Перед Зямиными глазами замелькали дедовы руки, пальцы: крутанул вертолёт лопастями и поднялся к тускнеющей лампочке, поливая передовую свинцом и шрапнелью. Жаркой пыткой для тела стал Зиновию серый штык в середине пуза, а мордатый солдат с обвисшими пьяными щеками ещё и попхнул железку подале, чтобы из спины вышла. Но, видно, смотреть на мучения он не смог, и выдернув грубо, рвано, карабинку свою, сбежал поджимаясь, в большую вонючую яму, и там изблевался пайковой закуской.

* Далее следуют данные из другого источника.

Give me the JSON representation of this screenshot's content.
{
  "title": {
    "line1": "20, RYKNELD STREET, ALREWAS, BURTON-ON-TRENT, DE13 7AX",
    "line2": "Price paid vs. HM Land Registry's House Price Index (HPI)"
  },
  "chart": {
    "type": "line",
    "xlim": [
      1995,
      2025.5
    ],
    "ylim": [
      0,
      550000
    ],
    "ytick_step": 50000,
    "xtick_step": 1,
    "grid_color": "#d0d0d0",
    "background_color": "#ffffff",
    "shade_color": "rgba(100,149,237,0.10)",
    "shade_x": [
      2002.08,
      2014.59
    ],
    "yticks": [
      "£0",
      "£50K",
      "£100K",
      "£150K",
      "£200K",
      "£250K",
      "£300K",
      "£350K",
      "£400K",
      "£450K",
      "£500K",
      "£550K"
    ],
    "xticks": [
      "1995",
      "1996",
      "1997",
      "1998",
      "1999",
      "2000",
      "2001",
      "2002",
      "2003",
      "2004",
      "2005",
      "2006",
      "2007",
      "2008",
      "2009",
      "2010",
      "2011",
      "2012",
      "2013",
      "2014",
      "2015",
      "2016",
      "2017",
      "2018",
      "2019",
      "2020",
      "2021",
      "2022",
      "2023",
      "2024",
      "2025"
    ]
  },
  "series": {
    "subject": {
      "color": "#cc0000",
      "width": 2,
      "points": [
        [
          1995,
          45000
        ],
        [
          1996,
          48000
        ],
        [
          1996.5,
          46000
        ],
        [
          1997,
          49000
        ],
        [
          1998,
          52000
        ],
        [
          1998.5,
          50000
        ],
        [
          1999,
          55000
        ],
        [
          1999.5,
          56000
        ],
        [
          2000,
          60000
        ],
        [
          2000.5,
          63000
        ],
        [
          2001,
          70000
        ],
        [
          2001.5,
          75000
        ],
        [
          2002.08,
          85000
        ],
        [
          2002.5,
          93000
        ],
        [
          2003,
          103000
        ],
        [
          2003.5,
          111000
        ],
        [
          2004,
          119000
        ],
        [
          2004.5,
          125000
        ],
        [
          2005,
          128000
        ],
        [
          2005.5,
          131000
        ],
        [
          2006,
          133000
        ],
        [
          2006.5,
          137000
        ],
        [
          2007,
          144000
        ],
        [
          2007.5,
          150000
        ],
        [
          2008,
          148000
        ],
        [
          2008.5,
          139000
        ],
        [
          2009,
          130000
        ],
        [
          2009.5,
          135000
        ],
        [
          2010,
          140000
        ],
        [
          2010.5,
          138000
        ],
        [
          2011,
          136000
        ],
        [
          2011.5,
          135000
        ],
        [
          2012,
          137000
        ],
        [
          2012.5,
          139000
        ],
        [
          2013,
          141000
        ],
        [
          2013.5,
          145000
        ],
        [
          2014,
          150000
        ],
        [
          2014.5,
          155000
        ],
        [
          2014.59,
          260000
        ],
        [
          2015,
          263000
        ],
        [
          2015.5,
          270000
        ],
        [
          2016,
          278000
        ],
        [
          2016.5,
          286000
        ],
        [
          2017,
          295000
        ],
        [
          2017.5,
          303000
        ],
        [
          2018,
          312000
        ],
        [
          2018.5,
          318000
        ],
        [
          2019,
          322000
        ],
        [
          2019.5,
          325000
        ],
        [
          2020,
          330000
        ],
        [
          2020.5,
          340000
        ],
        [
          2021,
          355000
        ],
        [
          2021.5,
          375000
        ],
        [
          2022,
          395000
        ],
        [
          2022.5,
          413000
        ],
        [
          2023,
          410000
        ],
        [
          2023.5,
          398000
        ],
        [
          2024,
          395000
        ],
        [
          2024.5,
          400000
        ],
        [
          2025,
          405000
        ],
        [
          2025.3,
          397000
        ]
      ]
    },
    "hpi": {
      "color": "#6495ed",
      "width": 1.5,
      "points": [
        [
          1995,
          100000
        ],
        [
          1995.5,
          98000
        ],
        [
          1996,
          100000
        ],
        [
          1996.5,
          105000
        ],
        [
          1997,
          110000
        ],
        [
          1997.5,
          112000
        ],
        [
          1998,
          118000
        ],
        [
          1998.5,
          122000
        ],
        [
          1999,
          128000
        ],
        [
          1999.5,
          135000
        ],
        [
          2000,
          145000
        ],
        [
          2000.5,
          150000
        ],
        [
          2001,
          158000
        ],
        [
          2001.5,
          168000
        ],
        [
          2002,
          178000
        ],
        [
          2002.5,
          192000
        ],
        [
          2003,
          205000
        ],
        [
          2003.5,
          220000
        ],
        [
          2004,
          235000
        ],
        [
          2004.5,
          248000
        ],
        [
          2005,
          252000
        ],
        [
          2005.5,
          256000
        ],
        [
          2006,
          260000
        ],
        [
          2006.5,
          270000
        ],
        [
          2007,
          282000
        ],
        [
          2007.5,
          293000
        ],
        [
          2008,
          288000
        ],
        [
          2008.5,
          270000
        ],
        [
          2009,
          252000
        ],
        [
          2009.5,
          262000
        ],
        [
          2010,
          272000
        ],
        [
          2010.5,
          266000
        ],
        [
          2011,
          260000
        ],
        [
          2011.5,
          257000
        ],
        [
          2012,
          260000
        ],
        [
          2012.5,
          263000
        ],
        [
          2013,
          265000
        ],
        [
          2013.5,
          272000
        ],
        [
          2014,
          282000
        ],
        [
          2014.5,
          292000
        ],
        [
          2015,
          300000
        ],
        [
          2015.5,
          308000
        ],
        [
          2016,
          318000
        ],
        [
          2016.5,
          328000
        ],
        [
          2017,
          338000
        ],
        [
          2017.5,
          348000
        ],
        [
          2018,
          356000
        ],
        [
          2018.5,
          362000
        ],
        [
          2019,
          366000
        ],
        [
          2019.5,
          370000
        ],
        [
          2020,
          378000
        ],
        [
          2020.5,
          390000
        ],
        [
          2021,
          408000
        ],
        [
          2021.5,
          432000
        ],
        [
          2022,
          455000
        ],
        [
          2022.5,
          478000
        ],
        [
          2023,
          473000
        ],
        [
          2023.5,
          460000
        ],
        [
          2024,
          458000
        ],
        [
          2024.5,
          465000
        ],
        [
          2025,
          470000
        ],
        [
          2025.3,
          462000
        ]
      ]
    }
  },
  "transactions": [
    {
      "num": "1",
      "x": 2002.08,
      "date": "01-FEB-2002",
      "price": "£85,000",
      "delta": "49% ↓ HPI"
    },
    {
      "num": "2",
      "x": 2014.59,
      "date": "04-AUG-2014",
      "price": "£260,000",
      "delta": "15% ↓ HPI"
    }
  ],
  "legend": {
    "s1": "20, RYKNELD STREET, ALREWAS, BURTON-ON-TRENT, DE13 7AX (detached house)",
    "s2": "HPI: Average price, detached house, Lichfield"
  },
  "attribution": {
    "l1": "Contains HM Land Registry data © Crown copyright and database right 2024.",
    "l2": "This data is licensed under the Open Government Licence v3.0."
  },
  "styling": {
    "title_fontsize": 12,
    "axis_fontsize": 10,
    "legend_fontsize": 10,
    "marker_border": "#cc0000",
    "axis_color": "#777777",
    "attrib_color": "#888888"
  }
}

На боль ножевую сначала плюнул дядька, да успел растереть сапогом — и вперёд два шага, и бочком немного, но кривая нога заплелась, потому что кольнуло в паху от долгой беготни по этому полю. — отдохни! — воробьи ему крикнули, а самый задиристый и оттого храбрый, принёс Зиновию в клюве арбузное семечко.
Но уродливая тень поглотила бедного воробья, и дед Пимен встал среди хаты как памятник самому себе, худой и смирный, и будто чисто выбрит — одеколоном пахло. Зиновий, не открывая глаз, повёл носом.
Над ним приклонился старик, а в голосе не злорадство соперника, но лишь тревожность друга: — Зямушка, ты слышишь меня?
–... слышу, ёжик, слышу... — едва проскрипел тот в ответ. — ... только сойди с моих кишок, а то иголки колятся твои...
— Он бредит? — обернулся растерянный дед к темноусенькой медсестре. Жалостливо сестричка всплакнула: — Вы руку уберите с его живота, и больному станет намного легче.
— Ох, прости, детка, — Пимен смутился. Он опускался на дно проигранной войны, утаскивая с собой все карты и секреты генерального штаба; золотые прежде звёзды на его кителе в один миг побледнели от неосторожной боли. — Прости меня, 3иновьюшка.
— за то, что ввязался в спор?
— В драчку, милый. В драчку. Это Янка с Ерёмой раззадорили меня с неделю тому.
— ночевали?
— Не-ее, что ты. Они бы мне хату спалили. Опасны: весь мир в пылу захоронят, и сами помрут. — Старик руку погладил Зиновию; тот ответно сжал его тощие пальцы, и задумался.
— непохожи они, как единоутробные братья. Ерёма удачлив, и потому в нём главенство с пелёнок зародилось; но не всегда справедливо. И когда он слаб, то становится вспыльчив до обиды. Еремей себе много простил, хоть на чужие ошибки в глаза колется. Он гордого напора мужик, но дурен упрямством — и ты, пожалуйста, присмотри за ним, Пимен… если со мной что…
— Не городи, дурак, — резко осерчал дед, вмиг забыв о жалости. — Ты человек, ты бейся.
–Я бьюсь… за ребят. Приглядись к Янке. Он свободен и прост в людских отношениях, но его прямота меня пугает. Правда, Янка старается избегать людей, а всё больше льнёт к детям и уличным собакам. За свою веру он смел до одури, и я не зря его зову волчарой: через флажки прыгнет и один отлежится в двух шагах от егерей.
— Хитры они оба, одним словом, — усмехнулся презренно Пимен, черпая горстью блох в бороде. — Но у меня есть житейская мудрость — человека от себя надо оберегать.